147.32 MHz (+) no PL tone
Current Solar Data
The sunspot numbers are certainly deceiving as far as what is possible on the HF bands. If 15 meters is "dead" at this point in the sunspot cycle, how was it possible to work 106 countries in the CQWW Phone contest at the end of October? That is what I did along with NA2U as a multi-op entry using a new triband yagi at our remote station in Safford. The openings to Europe on both Saturday and Sunday mornings were surprisingly good as was the opening to Asia both afternoons. Even 10 meters produced over 30 countries in the Caribbean, Central and South America, with a little of the Pacific and Oceania for good measure. 20 meters was reliable as expected, but it was a lot more fun to work the world on bands that are supposed to be useless at this point in the sunspot cycle.
For day-to-day DXing, 17 meters continues to be the go-to band with strong signals from Europe on many mornings. For a quick read on band openings, aside from the spots on the DX clusters, you can get a quick read on propagation by checking the decodes on FT8 on any band. If you can print European signals on WSJT-X, you know the band is probably open for CW and Phone as well.
It is also the time of year when storm static has subsided and with the longer nights, propagation on 40, 80, and 160 meters is rapidly improving. I was surprised and delighted to find OH0Z on Aland Island very readable on 160m just after our sunset one recent evening. A number of the recent expeditions have been putting in time on the LF bands much to the delight of DXers. VK9MA is a great example.
I hope more CADXA members were inspired to try the new digital modes by the program at our November meeting led by Larry Loen, WO7R. "The FT8/JT65 Revolution" is for real and as a DXer, "if you snooze you lose" while more and more of the ham world transitions to these new modes to work DX.
Announced DX Operations
Courtesy of The Daily DX™
Central Arizona DX Association
Our next meeting will be on Thursday night, December 7th, at the PERA Club, beginning at 7:00 pm. The program will be “The K3LR Story” presented by Tim Duffy, K3LR, a member of the CQ Contest Hall of Fame. For many years now, the K3LR station has operated in the Multi-Multi category of the big DX contests. Tim will give us a first-hand account of what it takes to compete with the best of the east coast stations in terms of radios, antennas, operators, and strategy. Tim is also very well known for his participation in DXpeditions and his involvement at DX Engineering.

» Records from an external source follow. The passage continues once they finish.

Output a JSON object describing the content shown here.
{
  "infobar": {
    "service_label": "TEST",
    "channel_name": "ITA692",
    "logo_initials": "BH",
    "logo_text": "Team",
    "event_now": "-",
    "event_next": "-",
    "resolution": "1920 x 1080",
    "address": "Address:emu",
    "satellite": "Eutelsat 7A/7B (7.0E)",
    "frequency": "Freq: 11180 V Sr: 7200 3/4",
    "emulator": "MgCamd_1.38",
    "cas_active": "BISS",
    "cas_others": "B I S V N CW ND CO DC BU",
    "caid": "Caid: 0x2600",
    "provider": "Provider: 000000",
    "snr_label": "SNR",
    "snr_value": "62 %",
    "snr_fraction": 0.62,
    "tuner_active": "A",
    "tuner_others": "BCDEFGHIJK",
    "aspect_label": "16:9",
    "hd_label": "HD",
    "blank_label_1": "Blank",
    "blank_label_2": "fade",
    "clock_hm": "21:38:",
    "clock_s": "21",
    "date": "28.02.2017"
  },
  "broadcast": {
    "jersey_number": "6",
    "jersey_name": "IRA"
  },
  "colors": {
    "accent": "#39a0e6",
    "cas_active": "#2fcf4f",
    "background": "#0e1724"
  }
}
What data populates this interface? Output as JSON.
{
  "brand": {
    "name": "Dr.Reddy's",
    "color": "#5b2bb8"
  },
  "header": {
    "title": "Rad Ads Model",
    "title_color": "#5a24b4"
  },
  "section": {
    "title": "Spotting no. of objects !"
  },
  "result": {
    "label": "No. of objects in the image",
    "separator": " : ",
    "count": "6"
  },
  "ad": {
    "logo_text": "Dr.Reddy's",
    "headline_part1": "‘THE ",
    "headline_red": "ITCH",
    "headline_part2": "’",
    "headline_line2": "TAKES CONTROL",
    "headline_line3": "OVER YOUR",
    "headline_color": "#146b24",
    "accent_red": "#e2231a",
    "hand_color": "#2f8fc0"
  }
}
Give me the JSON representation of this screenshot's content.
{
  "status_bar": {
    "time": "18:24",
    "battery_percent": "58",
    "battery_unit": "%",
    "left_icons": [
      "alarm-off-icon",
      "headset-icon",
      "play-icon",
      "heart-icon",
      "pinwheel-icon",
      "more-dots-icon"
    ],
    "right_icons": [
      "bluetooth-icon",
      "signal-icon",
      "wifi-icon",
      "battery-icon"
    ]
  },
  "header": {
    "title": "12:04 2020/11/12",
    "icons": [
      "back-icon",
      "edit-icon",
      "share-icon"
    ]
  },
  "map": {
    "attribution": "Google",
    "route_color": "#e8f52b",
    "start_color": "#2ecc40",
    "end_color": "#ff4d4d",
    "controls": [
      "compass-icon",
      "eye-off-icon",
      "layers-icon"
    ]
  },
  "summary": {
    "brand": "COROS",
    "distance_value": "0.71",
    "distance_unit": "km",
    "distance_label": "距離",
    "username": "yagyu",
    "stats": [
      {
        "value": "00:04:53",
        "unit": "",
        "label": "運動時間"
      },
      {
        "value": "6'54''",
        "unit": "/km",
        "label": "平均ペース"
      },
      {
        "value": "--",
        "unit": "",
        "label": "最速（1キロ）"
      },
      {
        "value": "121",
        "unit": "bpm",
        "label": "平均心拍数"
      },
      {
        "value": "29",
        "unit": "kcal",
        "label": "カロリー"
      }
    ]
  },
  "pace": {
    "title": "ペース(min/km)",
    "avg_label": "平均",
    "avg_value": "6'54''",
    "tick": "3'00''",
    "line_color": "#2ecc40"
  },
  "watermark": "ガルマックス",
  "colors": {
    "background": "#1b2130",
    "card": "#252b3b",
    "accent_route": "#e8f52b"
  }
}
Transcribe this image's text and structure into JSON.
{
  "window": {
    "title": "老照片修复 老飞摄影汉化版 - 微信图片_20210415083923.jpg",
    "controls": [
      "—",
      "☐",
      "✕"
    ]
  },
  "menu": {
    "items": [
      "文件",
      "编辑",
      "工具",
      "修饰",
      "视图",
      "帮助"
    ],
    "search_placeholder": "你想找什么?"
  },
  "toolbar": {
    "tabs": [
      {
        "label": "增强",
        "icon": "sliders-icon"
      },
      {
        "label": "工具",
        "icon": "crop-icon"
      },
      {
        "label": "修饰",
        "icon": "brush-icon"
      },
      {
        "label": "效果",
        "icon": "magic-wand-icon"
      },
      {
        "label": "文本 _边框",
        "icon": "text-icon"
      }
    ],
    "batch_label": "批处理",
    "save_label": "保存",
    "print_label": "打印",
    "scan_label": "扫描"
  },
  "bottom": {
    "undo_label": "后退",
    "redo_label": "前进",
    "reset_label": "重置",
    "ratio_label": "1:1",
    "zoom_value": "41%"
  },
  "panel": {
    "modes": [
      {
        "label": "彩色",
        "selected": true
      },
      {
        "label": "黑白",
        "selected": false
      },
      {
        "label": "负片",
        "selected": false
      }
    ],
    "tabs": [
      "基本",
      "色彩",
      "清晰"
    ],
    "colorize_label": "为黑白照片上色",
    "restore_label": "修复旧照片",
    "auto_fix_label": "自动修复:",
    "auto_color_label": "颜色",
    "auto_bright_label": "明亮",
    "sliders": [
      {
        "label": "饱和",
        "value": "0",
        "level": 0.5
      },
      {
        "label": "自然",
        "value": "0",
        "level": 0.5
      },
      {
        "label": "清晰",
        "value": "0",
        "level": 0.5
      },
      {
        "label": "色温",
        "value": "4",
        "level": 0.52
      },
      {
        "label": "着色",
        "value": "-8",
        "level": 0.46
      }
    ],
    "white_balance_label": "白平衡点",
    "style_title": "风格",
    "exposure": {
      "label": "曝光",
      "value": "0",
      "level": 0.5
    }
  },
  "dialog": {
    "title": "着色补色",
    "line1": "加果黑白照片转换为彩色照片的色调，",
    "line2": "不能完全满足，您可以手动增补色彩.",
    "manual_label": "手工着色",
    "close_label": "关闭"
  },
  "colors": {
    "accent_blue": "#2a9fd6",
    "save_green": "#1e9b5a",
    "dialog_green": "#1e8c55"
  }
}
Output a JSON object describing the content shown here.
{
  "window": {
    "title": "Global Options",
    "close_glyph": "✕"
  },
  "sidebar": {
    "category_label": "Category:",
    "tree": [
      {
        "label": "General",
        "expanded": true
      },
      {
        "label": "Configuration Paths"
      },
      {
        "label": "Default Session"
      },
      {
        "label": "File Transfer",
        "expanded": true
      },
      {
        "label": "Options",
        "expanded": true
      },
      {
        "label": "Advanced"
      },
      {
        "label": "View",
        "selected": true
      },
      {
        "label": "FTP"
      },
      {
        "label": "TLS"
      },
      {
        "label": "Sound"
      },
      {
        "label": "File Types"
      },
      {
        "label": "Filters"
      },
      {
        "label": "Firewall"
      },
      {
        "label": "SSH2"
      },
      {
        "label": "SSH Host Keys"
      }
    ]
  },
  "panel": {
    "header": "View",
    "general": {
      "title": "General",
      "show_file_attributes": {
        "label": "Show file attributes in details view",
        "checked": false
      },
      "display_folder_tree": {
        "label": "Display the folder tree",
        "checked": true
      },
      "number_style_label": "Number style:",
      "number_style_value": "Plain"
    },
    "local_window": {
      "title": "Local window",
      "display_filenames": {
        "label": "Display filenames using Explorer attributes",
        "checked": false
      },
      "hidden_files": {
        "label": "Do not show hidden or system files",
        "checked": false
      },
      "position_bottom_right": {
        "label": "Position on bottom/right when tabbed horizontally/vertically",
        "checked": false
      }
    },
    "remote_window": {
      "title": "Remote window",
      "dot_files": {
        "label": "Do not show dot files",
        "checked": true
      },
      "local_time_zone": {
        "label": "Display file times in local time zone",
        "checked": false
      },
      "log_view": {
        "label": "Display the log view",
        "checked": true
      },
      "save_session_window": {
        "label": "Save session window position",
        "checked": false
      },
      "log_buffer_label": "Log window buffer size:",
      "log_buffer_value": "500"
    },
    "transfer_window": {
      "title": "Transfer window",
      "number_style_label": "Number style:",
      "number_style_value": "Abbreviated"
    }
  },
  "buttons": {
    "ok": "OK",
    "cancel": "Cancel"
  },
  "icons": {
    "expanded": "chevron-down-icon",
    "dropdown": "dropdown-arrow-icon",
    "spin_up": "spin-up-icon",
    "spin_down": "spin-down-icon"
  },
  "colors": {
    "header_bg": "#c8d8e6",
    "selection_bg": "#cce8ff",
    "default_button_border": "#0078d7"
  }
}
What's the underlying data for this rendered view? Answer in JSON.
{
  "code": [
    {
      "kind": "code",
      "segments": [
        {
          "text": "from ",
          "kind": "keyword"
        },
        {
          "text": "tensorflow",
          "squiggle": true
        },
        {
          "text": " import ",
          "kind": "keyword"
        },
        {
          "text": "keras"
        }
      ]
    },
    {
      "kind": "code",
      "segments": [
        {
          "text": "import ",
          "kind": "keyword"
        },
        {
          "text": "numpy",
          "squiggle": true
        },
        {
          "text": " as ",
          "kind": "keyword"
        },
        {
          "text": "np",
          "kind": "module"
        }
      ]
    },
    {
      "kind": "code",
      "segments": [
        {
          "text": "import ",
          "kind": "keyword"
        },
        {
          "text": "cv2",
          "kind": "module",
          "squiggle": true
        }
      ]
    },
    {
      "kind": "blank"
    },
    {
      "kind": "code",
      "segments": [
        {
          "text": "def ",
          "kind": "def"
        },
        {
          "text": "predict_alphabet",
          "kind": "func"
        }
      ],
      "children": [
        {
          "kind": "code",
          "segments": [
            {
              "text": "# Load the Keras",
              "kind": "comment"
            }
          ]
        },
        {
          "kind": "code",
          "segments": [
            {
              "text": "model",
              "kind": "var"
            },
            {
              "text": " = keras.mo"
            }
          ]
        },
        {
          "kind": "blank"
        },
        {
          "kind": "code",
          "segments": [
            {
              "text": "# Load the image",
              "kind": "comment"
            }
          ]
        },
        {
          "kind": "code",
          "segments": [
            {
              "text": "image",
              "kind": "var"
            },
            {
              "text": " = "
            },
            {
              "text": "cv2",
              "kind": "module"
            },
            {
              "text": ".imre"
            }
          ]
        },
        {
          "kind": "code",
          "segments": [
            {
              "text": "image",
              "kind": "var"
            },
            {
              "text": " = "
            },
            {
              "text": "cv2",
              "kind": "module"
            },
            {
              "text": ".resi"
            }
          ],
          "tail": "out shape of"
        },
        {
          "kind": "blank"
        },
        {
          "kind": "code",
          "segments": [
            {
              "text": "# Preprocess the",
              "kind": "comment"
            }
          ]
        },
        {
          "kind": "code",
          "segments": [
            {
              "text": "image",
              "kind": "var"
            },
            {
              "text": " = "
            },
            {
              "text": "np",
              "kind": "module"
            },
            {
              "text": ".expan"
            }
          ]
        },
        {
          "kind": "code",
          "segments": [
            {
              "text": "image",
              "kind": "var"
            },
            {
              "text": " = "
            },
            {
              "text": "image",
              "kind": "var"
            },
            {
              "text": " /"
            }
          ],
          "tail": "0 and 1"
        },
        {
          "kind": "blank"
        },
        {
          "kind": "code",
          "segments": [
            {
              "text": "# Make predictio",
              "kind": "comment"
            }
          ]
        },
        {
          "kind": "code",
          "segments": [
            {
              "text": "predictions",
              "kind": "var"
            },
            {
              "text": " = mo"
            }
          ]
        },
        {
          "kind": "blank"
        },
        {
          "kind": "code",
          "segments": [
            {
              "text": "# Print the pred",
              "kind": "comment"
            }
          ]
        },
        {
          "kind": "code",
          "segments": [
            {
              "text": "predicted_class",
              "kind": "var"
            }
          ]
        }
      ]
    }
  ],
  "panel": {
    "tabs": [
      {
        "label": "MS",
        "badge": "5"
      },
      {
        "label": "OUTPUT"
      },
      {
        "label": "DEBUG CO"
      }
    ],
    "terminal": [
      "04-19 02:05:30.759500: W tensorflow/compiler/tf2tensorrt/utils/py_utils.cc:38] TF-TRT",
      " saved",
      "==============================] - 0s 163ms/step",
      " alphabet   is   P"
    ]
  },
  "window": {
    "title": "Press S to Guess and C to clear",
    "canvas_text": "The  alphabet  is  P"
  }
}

Please feel free to arrive early to socialize with your friends. Refreshments will be served at the break. Guests are always welcome.
The November meeting program was given by Larry Loen, WO7R, and supported by a panel of CADXA "digital experts" on "The FT8/JT65 Revolution". Larry, along with commentary from AA7A, K7MTR, and KY7M went through the basics of these rapidly evolving digital modes. Larry provided a number of examples showing how his own DXing ability has changed with opportunities to work DX stations that might otherwise not be available on CW or SSB, particularly on the most difficult ham bands for DXing -- 160, 80, and 6 meters.
Larry provided numerous screen shot examples and explained how FT8 has sped up digital QSOs from 6 minutes with JT65 down to 90 seconds. He also started a discussion about operating techniques that illustrated there is much more strategy involved in DXing on FT8 than merely pressing buttons as some have claimed.
Ned, AA7A, who has been part of Joe Taylor's FT8 development team, wrapped up the program by describing the effort to develop an innovative use of FT8 that could be used by future DXpeditions to easily exceed the best QSO rates that RTTY can currently provide.